Оттуда снова поехал я к Перевощикову. Наконец застал его дома и провел с ним весь вечер. Он много рассказывал, многих раздраженно бранил, стараясь, однако, выведать прежде мое мнение, – и вообще показался мне вовсе не таким, каким я его надеялся встретить. Видно, Дмитрий Матвеевич, как и наш Алексей, крайне недоволен своим небыстрым продвижением по службе – он все еще адъюнкт.
Что ж еще сказать? Утром, проездом в университет, осмотрел я Успенский собор. Храм поразительный величиною, богатством, и при виде его мне снова пришла мысль о соединении гимназического (бывшего губернаторского)
и тенишевского домов в единое целое. Но как приступить к делу – ума не приложу. Пусть пока будем знать я да Вы, маменька!
Однако я опять от множества впечатлений пишу дурно-быстро и не связно. Что поделаешь? Вечно что-нибудь забуду. Впрочем, уже поздно. Завтра – в дальнюю дорогу.

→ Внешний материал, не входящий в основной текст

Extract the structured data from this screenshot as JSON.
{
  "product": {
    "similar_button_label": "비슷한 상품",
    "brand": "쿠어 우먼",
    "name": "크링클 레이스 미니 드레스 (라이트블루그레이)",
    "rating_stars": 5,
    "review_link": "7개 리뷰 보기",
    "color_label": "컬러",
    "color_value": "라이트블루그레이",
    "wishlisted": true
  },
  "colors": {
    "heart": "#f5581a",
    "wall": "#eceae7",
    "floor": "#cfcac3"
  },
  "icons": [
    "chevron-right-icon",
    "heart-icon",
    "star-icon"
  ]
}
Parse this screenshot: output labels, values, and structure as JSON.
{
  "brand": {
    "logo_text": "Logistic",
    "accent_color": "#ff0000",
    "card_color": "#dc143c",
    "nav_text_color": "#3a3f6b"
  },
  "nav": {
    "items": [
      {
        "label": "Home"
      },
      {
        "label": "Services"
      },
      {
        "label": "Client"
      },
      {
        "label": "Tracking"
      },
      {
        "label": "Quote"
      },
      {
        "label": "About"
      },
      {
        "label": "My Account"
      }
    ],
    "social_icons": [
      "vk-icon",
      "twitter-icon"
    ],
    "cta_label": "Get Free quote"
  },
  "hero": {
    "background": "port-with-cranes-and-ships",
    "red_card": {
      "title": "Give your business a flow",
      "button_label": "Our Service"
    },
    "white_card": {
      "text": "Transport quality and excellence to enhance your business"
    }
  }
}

Чемодан мой уложен, портфель тоже, хоть и многое бы надобно было еще сделать в Москве. Приходится сказать:
до свидания, милая маменька! Будьте здоровы и покойны.
Получаете ли письма от Алексея? Пишите мне теперь в Петербург.
Ваш любящий сын Николай.
6 авг. 1821 г.. Новгород.
Тра-ля-ля-ля! Тра-ля-ля! Хоть польку готов танцевать.
Не мудрено: нашел ведь, маменька, нашел! Придумал, как приступить к делу, о котором уже писал Вам. Это случилось только что, во время прогулки моей по здешней крепости. Не знаю только, как получится, и потому молчу.
Город сказочный и поучительный. О нем слышал я еще в детстве из легенд и былин о Садко, Волхове, Василии Буслаеве. Овеянным романтикой древних сказаний о мужественных людях, совершавших удивительные подвиги, запомнился мне Новгород.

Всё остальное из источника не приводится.